A New Lesson from Frankenstein

Last semester my daughter had to read Frankenstein as part of her advanced placement lit class. She whined a lot about it. AP makes her work more than she wants to. But, she got a B in the class and that’s just fine with me. Especially since she studied hard to get it. Anyway, I hadn’t read Mary Shelley’s classic work since college. For a couple of weeks mostly around the holidays it served as bedtime reading.

Frankenstein is likely the world’s first science fiction novel, at least the modern beginnings of the genre. Somewhat amazingly, this novel was first published in 1818. It is a piece of gothic fiction with some vague bits about biology, chemistry (or alchemy), and electricity thrown in.

Electricity was a theoretical science at the time of Shelley’s writing. It had first been written about in the 1600’s but was merely a scientific curiosity at the time of the novel’s publication. The intentional use of theoretical scientific methods to “reanimate” human life gives the novel its distinctively sci-fi flavor.

Otherwise, it is a gothic horror (in the tradition of Bram Stoker) filled with dark imagery, mysterious developments, and – above all – tragedy on the scale of Homer. In a nutshell, as a result of a doctor’s well-intentioned attempt to bring a pieced-together dead body back to life, a “monster” murders three main characters, and cleverly frames one innocent character with one of the murders. The framed character ends up being executed by justice. Death is everywhere.

Frankenstein is not a book about giving new life, it is a story about how the consequences of transcending death forms a greater calamity of death and misery. To some extent, it is a warning cry against the abuses of science and would seem relative today to some of the 18th century minds still serving as movers and shakers as the 21st century world debates such matters as human cloning, nanotechnology, the technological singularity, and transhumanism.

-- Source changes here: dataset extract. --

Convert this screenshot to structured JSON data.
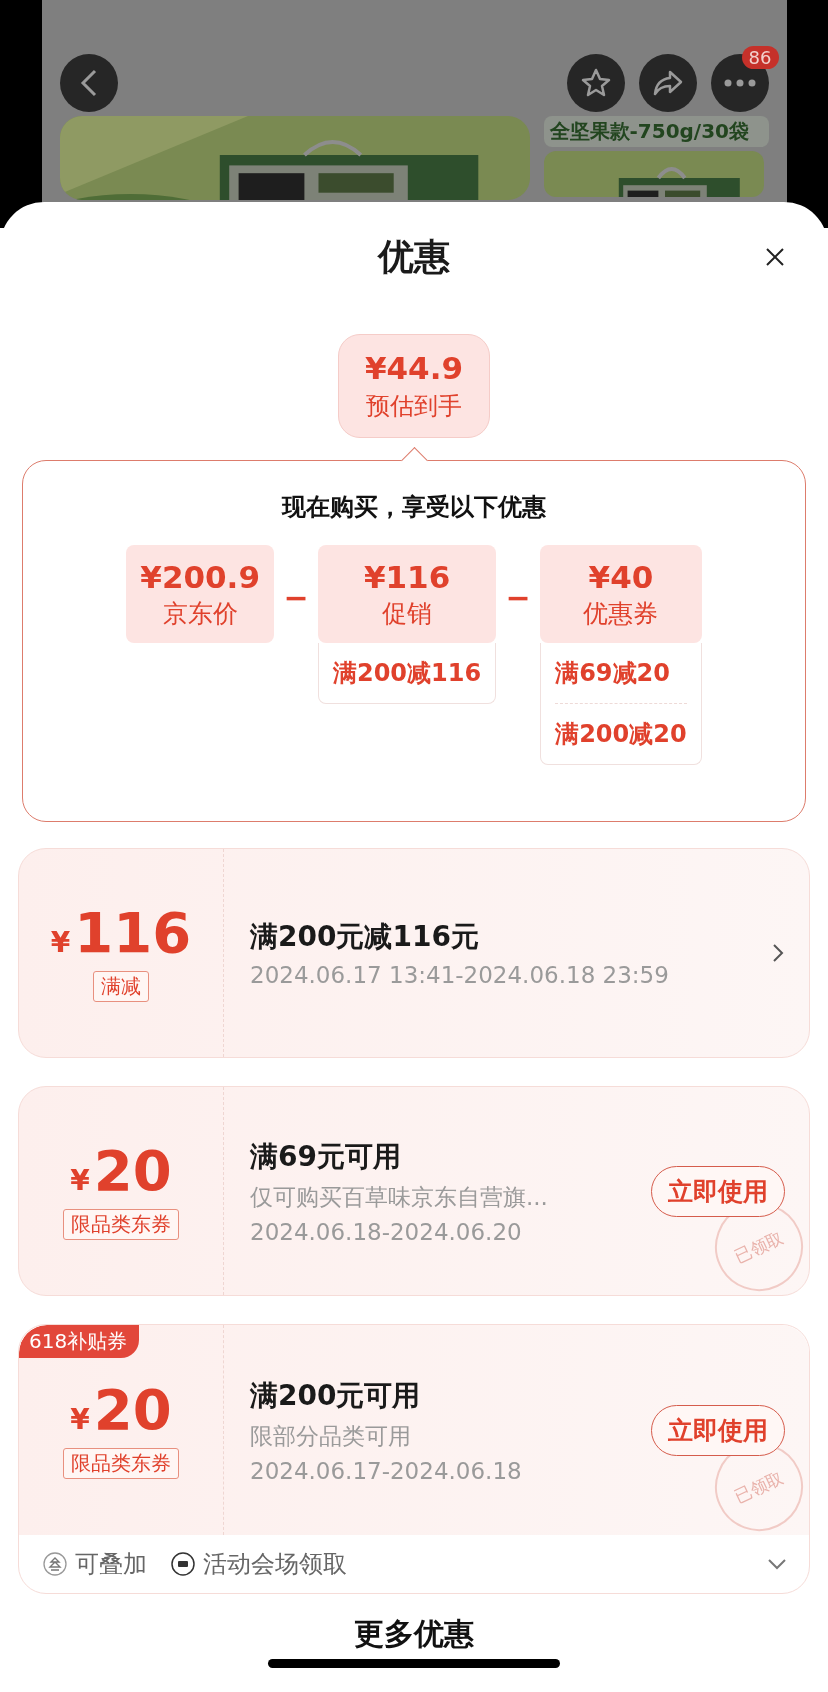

It is not an inspiring work and it is futuristic only to the degree of using the future as a source of fear in the mind of the reader. What will the result of humanity harnessing electricity actually become? The reader is invited to ponder. Indeed, the world seemed to be changing rather rapidly in Shelley’s day. Nothing compared with the speed of change today, of course, but the basis for fear in Frankenstein is with us still.

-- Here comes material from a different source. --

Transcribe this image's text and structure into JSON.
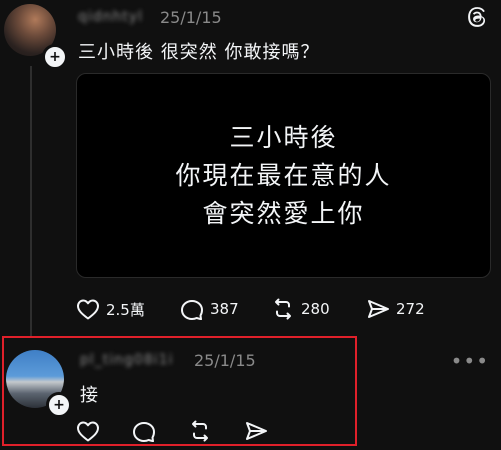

This is the same fear as humanity experienced more obviously with atomic power during the cold war. Fear of the misuse of knowledge and technology, or of losing control of the consequences of technology is a basic modern and postmodern angst.

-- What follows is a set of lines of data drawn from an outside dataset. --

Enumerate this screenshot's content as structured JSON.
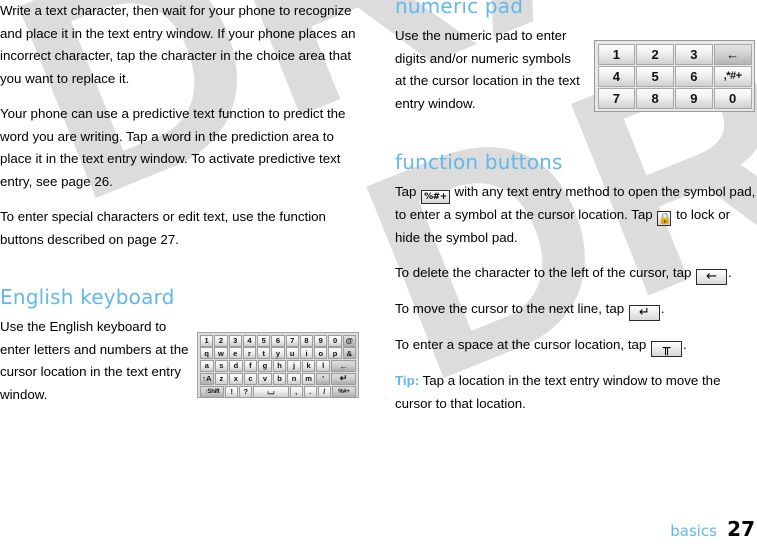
{
  "document": {
    "type": "user-guide-page",
    "watermark": "DRAFT",
    "accent_color": "#63b8e8",
    "background_color": "#ffffff",
    "watermark_color": "#dcdcdc"
  },
  "left_column": {
    "paragraphs": [
      "Write a text character, then wait for your phone to recognize and place it in the text entry window. If your phone places an incorrect character, tap the character in the choice area that you want to replace it.",
      "Your phone can use a predictive text function to predict the word you are writing. Tap a word in the prediction area to place it in the text entry window. To activate predictive text entry, see page 26.",
      "To enter special characters or edit text, use the function buttons described on page 27."
    ],
    "section": {
      "heading": "English keyboard",
      "paragraph": "Use the English keyboard to enter letters and numbers at the cursor location in the text entry window."
    }
  },
  "right_column": {
    "numeric_pad_section": {
      "heading": "numeric pad",
      "paragraph": "Use the numeric pad to enter digits and/or numeric symbols at the cursor location in the text entry window."
    },
    "function_buttons_section": {
      "heading": "function buttons",
      "para1_a": "Tap",
      "para1_b": "with any text entry method to open the symbol pad, to enter a symbol at the cursor location. Tap",
      "para1_c": "to lock or hide the symbol pad.",
      "para2_a": "To delete the character to the left of the cursor, tap",
      "para2_b": ".",
      "para3_a": "To move the cursor to the next line, tap",
      "para3_b": ".",
      "para4_a": "To enter a space at the cursor location, tap",
      "para4_b": ".",
      "tip_label": "Tip:",
      "tip_text": "Tap a location in the text entry window to move the cursor to that location."
    },
    "inline_icons": {
      "symbol_pad": "%#+",
      "lock": "⬚",
      "backspace": "←",
      "return": "↵",
      "space": "⌴"
    }
  },
  "numeric_pad_graphic": {
    "rows": [
      [
        {
          "label": "1",
          "style": "light"
        },
        {
          "label": "2",
          "style": "light"
        },
        {
          "label": "3",
          "style": "light"
        },
        {
          "label": "←",
          "style": "dark"
        }
      ],
      [
        {
          "label": "4",
          "style": "light"
        },
        {
          "label": "5",
          "style": "light"
        },
        {
          "label": "6",
          "style": "light"
        },
        {
          "label": ",*#+",
          "style": "sym"
        }
      ],
      [
        {
          "label": "7",
          "style": "light"
        },
        {
          "label": "8",
          "style": "light"
        },
        {
          "label": "9",
          "style": "light"
        },
        {
          "label": "0",
          "style": "light"
        }
      ]
    ]
  },
  "english_keyboard_graphic": {
    "rows": [
      [
        {
          "label": "1"
        },
        {
          "label": "2"
        },
        {
          "label": "3"
        },
        {
          "label": "4"
        },
        {
          "label": "5"
        },
        {
          "label": "6"
        },
        {
          "label": "7"
        },
        {
          "label": "8"
        },
        {
          "label": "9"
        },
        {
          "label": "0"
        },
        {
          "label": "@",
          "style": "dark"
        }
      ],
      [
        {
          "label": "q"
        },
        {
          "label": "w"
        },
        {
          "label": "e"
        },
        {
          "label": "r"
        },
        {
          "label": "t"
        },
        {
          "label": "y"
        },
        {
          "label": "u"
        },
        {
          "label": "i"
        },
        {
          "label": "o"
        },
        {
          "label": "p"
        },
        {
          "label": "&",
          "style": "dark"
        }
      ],
      [
        {
          "label": "a"
        },
        {
          "label": "s"
        },
        {
          "label": "d"
        },
        {
          "label": "f"
        },
        {
          "label": "g"
        },
        {
          "label": "h"
        },
        {
          "label": "j"
        },
        {
          "label": "k"
        },
        {
          "label": "l"
        },
        {
          "label": "←",
          "style": "dark",
          "width": 2
        }
      ],
      [
        {
          "label": "↑A",
          "style": "dark"
        },
        {
          "label": "z"
        },
        {
          "label": "x"
        },
        {
          "label": "c"
        },
        {
          "label": "v"
        },
        {
          "label": "b"
        },
        {
          "label": "n"
        },
        {
          "label": "m"
        },
        {
          "label": "'",
          "style": "dark"
        },
        {
          "label": "↵",
          "style": "dark",
          "width": 2
        }
      ],
      [
        {
          "label": "↑Shift",
          "style": "dark",
          "width": 2
        },
        {
          "label": "!"
        },
        {
          "label": "?"
        },
        {
          "label": "⌴",
          "style": "light",
          "width": 3
        },
        {
          "label": ","
        },
        {
          "label": "."
        },
        {
          "label": "/"
        },
        {
          "label": "%#+",
          "style": "dark",
          "width": 2
        }
      ]
    ]
  },
  "footer": {
    "chapter": "basics",
    "page_number": "27"
  }
}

In the gothic context, these fears always result in guilt, misery, and ruin. The novel is a superb example of that and no doubt influenced the writing later on of Edgar Allen Poe and H.P. Lovecraft, which – in turn – influenced more recent writers. Frankenstein is the cornerstone of a definable movement within world literature.

What struck me on this reading of the novel, after having last read it some three decades ago, is that the basis for the unfortunate narrative is not actually the creation of “the monster”. That is clear by the “humanity” shown by the “monster” in relation to the De Lacey family – led by the blind father. It is, rather, the way Victor Frankenstein reacts to his own creation.

“Oh! No mortal could support the horror of countenance. A mummy again endued with animation could not be so hideous as that wretch. I had gazed on him while unfinished; he was ugly then, but when those muscles and joints were rendered capable of motion, it became a thing such as even Dante could not have conceived.” (from Chapter 5)

Victor flees his creation and becomes quit ill. It takes the efforts of a good friend over the course of an entire winter (naturally it’s winter in a gothic tale) to nurse him back to health. The reaction is fear, guilt, and sickness. Surely, there is no weaker posture for an obviously brilliant scientific mind to face the future.

For me, Frankenstein’s most relevant teaching is perhaps not a conscious intent of the author. In our postmodern reality, where the “genie is out of the bottle” on a whole host of genetic and other scientific and technological discoveries, the nature of human possibility should not be something to fear. On the contrary, it should be the basis for a sense of wonder, something ill-suited for the gothic metaphysic.

Had Victor accepted his “monster” the story would have likely turned out differently. All those murders probably would not have happened. Instead, Victor would have lived up to his responsibility to the monster - as its creator. There is no place for fear in the mind of the master.

What Shelley did not write into any of her characters was the idea of the heroic. The novel is, in fact, anti-heroic. Where the nature of human possibility is concerned, in the realms of science and art and ethics no less than in the realm of business and consumerism, our creations should be welcomed and incorporated into our intimate Being.

Such was not the case with Victor Frankenstein. His humanity was too weak for the knowledge he possessed. For most of humanity today this is very much the case. They fear the responsibilities of human possibility. They take refuge in the antiquated cowardice of human mystery and greatly prefer mystery to possibility as a basis for wonder.

Still, there is no inherent reason why you and I need be like Victor. If anything, the novel should teach us what he did wrong. If we are to live up to our ever-expanding knowledge, we must not allow old thinking and the archaic basis for human wonder to hinder us finding ourselves very comfortably at home in any world of our creation.